Israel and Turkey announced on Monday they would normalize ties after a six-year rupture after Ankara reportedly discarded its demand that Tel Aviv's naval blockade of Gaza be lifted. 

"It was sad to see him (Turkish President Recep Tayyip Erdogan) chase after Israel in order to secure a weak deal," the unnamed Palestinian Authority official said. 

Israel and Erdogan’s AK party "are the only ones who will be served by this agreement,” the official said, adding the deal will perpetuate Palestinian divisions and will not help the Gaza Strip.

“Israel will find excuses to cancel the rebuilding of Gaza, meaning that the final result of the deal as far as the Palestinians are concerned will be zero,” the source said. 

The deal "will turn out to be a political trick in which Erdogan is using the Gaza Strip,” the source added. 

Turkish President Recep Tayyip Erdogan (photo by AFP)

Talal Abu Zarifa, a member of the Palestinian Democratic Front’s political bureau, said the deal “gets Israel out of being internationally isolated because of its crimes against the Palestinian people.” 

The deal, he said, would help Israel fight the international boycott to which it is subjected because of the regime's settlement expansion policies. 

“Turkey preferred its own political interests regarding the war on terrorism over ending the blockade of the Gaza Strip,” Abu Zarifa also said. 

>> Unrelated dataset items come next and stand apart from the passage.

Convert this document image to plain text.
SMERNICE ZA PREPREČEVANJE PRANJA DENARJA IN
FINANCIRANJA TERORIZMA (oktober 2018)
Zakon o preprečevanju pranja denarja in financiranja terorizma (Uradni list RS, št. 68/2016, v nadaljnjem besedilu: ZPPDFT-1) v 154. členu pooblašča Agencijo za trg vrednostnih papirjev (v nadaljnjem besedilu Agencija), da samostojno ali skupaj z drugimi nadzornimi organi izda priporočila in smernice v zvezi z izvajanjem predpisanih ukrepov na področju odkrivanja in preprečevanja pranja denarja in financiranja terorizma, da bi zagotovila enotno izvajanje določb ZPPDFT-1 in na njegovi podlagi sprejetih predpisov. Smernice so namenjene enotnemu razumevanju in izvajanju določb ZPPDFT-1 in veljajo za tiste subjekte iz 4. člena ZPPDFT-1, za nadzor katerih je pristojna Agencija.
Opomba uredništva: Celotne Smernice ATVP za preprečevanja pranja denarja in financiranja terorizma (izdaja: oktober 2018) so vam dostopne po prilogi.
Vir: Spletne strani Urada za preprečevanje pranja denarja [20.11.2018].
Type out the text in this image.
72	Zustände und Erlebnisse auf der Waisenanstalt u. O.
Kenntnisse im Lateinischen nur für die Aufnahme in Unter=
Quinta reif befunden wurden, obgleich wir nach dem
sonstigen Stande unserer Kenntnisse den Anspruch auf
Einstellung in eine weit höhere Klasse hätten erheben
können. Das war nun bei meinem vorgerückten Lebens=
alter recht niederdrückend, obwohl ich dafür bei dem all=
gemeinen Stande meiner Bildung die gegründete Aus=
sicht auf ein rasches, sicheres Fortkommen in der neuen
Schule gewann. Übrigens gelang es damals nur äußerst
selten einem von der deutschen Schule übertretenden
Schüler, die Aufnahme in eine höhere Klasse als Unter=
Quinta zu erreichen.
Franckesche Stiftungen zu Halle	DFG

A Hamas official said leaders of the Palestinian resistance movement are “unhappy” with the details of the agreement because it maintains the naval blockade on the Gaza Strip. 

Usama Hamdan, a member of the Hamas’ politburo, told China’s official Xinhua news agency that the movement considers the deal a Turkish affair and that Hamas is not concerned with it.

In the Gaza Strip where about 1.8 million Palestinians have been under a crippling Israeli blockade for years, resident Khaled Nimer said the Turkish deal with Israel is “unfair” toward the Palestinian people.

“It only benefits Israel. It primarily serves Israel, and the siege on Gaza will remain as it is,” the Reuters news agency quoted Nimer as saying.

“Gaza doesn’t just need an electricity plant or a hospital where people can get treatment, Gaza needs many things, it needs a lot of support, not just a hospital, or a passage to let us in and out,” he said.